In an acute oral toxicity study according to OECD guideline 401 (Huntingdon, 1988), groups of fasted Sprague Dawley rats (5/sex) were given a single oral dose of the test substance in water at a limit dose of 5000 mg/kg bw. Animals were treated by gavage and were then observed for 14 days.

No mortality or clinical signs were observed. All rats achieved anticipated bodyweight gains throughout the study. No abnormal findings were observed during necropsy.

An LD50 of above 5000 mg/kg bw was determined for male and female animals.

Acute dermal toxicity

In an acute dermal toxicity study according to OECD guideline 403 (Huntingdon, 1988), groups of young (7-10 weeks) Sprague Dawley rats (5/sex) were dermally exposed to the test substance for 24 hours to 10 % of body surface area at a limit dose of 2000 mg/kg bw. Animals then were observed for 14 days.
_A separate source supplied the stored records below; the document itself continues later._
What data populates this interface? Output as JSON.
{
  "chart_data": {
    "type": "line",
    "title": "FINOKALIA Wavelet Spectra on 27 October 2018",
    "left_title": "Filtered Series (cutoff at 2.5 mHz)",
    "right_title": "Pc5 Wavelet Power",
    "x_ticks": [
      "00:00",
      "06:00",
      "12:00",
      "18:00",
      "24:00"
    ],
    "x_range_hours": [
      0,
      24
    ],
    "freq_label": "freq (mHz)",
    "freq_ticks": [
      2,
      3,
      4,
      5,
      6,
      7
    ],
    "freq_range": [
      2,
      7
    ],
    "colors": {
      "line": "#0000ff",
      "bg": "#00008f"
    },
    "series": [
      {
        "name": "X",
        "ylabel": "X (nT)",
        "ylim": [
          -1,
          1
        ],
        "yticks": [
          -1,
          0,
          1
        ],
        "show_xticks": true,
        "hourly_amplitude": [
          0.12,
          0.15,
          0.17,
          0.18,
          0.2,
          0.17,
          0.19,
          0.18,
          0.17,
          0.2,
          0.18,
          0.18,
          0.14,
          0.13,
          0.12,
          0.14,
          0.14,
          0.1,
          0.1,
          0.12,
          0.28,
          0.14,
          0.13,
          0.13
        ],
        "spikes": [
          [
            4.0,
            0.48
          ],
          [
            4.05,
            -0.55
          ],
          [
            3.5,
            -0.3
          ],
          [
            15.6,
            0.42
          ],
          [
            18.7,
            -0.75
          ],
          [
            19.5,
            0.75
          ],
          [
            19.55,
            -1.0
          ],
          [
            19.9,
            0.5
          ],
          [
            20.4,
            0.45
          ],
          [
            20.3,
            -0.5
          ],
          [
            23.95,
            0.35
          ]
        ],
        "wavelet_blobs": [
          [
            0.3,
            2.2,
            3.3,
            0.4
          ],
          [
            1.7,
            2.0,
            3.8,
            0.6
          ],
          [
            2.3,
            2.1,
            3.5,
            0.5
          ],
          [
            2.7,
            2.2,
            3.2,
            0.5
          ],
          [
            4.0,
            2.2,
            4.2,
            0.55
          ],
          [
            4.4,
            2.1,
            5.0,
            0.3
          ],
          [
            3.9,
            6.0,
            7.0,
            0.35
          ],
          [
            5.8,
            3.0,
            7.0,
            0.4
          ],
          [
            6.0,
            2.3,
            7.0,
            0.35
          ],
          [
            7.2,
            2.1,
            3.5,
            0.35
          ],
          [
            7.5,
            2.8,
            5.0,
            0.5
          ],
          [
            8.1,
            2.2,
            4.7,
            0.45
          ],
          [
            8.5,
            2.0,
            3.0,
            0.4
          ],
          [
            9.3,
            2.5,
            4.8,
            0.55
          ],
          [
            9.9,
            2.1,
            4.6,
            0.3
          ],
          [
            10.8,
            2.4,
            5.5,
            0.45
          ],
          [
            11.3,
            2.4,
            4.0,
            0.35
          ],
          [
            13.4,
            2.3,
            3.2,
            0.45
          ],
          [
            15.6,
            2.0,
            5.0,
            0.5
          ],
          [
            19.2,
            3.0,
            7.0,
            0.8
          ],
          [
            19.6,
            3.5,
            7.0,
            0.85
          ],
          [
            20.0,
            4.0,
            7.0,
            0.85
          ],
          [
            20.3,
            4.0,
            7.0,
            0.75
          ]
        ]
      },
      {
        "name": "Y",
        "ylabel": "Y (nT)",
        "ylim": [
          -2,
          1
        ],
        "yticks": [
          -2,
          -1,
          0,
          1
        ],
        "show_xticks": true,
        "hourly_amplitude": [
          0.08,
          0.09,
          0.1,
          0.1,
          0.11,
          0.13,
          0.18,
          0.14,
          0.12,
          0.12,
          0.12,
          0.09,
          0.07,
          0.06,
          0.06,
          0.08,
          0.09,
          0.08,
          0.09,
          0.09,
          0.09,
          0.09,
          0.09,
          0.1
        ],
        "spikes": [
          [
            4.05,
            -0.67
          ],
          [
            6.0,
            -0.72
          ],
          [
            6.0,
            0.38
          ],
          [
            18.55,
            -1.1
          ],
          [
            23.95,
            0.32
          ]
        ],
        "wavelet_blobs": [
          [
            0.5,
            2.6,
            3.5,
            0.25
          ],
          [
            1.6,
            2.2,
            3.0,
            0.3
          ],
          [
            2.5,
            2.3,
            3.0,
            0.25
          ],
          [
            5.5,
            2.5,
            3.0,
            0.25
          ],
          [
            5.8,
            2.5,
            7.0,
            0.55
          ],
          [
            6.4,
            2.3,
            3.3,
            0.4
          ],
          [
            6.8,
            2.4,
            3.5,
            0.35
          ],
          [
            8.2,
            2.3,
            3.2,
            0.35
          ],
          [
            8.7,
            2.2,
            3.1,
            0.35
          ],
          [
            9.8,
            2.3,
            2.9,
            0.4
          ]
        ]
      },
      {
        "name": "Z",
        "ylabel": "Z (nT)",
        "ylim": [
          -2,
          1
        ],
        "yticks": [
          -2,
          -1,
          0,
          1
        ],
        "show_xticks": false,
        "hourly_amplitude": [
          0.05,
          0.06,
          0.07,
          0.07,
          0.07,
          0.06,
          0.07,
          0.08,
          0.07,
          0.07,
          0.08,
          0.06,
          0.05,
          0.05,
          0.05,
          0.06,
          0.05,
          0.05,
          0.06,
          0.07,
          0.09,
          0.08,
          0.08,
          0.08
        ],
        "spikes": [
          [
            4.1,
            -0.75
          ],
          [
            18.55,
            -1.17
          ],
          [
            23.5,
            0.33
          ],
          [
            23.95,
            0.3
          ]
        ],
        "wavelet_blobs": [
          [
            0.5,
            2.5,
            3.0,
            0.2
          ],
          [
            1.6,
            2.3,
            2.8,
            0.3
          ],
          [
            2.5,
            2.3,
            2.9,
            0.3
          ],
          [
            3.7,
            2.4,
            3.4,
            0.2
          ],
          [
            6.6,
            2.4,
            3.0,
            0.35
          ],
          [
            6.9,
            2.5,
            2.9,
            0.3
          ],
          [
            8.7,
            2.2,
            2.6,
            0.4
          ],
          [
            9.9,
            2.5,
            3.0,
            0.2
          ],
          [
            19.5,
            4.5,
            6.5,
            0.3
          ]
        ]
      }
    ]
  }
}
No mortality or clinical signs were observed. Application of the test substance did not cause any signs of irritation or other dermal changes at the treatment site. Body weight gain was normal throughout the study period. No macroscopic abnormalities were found during necropsy.

An LD50 of above 2000 mg/kg bw was determined for male and female rats.

Justification for classification or non-classification

The available experimental test data are reliable and suitable for classification purposes under Regulation (EC) No 1272/2008. Based on available data on acute oral and dermal toxicity, the test item is not classified according to Regulation (EC) No 1272/2008 (CLP), as amended for the tenth time in Regulation (EU) No 2017/776.